Кирилл. Шесть лет. Острый Т-клеточный
Позже с тобой разберусь, Метелин.
Я возвращаюсь на работу и изолируюсь от измены мужа заботой о маленьком пациенте. Его состояние стабилизируется ближе к пяти утра. Домой не поеду. Все необходимое для внеплановых ночевок в кабинете хранится в нижних ящиках стеллажа: подушка и теплый плед, а также запасной набор гигиенических принадлежностей и несколько комплектов сменной одежды.
Матвей названивал до двух часов ночи. Писать смс-ки он не любит, однако настрочил парочку. Для приличия, что ли?
Когда приеду, почему не отвечаю на звонки…
Удаляю.
Вставать через два часа, а сон никак не идет. На репите перед глазами проносится воспоминание, как муж берет на руки девочку, а она его обнимает. Машина у него согрелась, домой он скоро приедет… Как же.
Наверное, мне не было бы так гадко на душе, если бы я просто увидела его в компании другой женщины.
Оторвав затылок от ортопедической подушки, смиряюсь с тем, что перед новым рабочим днем и подремать не удастся. Приподнимаю жалюзи, впуская в двадцать квадратов блекло-желтый свет уличных фонарей. Включаю электрический чайник и распаковываю черничный муссовый торт. Глаза щиплет, но я сдерживаюсь. Отрезаю себе кусочек и, давясь тошнотой, держу во рту тающую воздушную текстуру. Вкусно, но лезущие из всех щелей мысли об увиденном дестабилизируют вкусовую сенсорику. Проглатываю с большим трудом. Муссовая кашица еле протискивается через ком в горле. Невольно вспоминаю, как Ксюха моя уплетала торт за обе щеки. Мне иногда снится, как она хнычет, говоря, что скучает по его вкусу.
— М-м-м, — с болезненным стоном выпускаю из пальцев кружку и выплевываю чай. Растяпа… обожгла рот неразбавленным кипятком.
Что ж такое! День дурацкий. Все набекрень.
Очередная попытка поймать волну отдыха обречена на провал. Сердце тарабанит так, словно вместо крови по моим венам циркулирует кофеин. Воспаленная тревога насильно удерживает в реальности до тех пор, пока под подушкой сигнал будильника не оживляет телефон мелодией.

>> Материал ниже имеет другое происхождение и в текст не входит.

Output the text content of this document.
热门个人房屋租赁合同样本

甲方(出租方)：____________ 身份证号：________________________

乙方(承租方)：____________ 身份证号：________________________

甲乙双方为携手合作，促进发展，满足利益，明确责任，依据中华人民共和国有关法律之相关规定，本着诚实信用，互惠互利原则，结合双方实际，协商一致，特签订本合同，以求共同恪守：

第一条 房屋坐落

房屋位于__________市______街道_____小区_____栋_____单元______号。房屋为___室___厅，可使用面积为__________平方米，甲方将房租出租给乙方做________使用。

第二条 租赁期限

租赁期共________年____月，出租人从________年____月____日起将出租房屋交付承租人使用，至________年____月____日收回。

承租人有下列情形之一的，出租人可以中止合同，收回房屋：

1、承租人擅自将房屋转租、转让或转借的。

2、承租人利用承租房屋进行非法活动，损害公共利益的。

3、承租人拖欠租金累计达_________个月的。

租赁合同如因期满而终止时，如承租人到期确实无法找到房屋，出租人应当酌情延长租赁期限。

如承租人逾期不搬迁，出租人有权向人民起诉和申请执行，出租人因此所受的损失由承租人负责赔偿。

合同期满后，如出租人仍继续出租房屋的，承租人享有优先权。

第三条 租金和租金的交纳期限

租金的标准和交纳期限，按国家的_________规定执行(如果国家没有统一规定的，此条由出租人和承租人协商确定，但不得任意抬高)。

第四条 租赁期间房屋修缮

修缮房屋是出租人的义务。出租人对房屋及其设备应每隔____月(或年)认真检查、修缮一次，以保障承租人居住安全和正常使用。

Нахожу его ладонью, вытаскиваю и застываю, словно током прошибленная. У заставки на разблокированном экране стираются рамки. Мое воображение с молниеносной скоростью дорисовывает то, что осталось за кадром обрезанного изображения. С телефона на меня смотрит счастливое семейство Метелиных. Три года назад, летом, дочь предложила нам с Матвеем сделать семейную фотосессию. Она сама нашла фотографа и придумала концепт. Неудивительно, что выбор пал на пиратов. Ксюша росла на диснеевской серии фильмов о капитане Джеке Воробье. Она мечтала прославиться во всем мире, став голливудским режиссером. С тех пор, как ей исполнилось четырнадцать, мы вместе искали киноакадемии, не ограничиваясь пределами нашей страны.
А теперь, глядя на снимок, который до сегодняшнего дня радовал глаз и частенько возвращал меня в тот день, когда я и муж неуклюже позировали в студии, а наше солнышко чувствовала себя в примеренной роли под прицелом камеры, как рыба в воде, я сталкиваюсь с непреодолимым желанием сменить заставку. Нет. Просто вырежу Матвея.
Предателей — за борт на съедение акулам.
Самой для себя становится неожиданностью струящиеся по вискам теплые градины. Однако эти слезы скорби не принадлежат.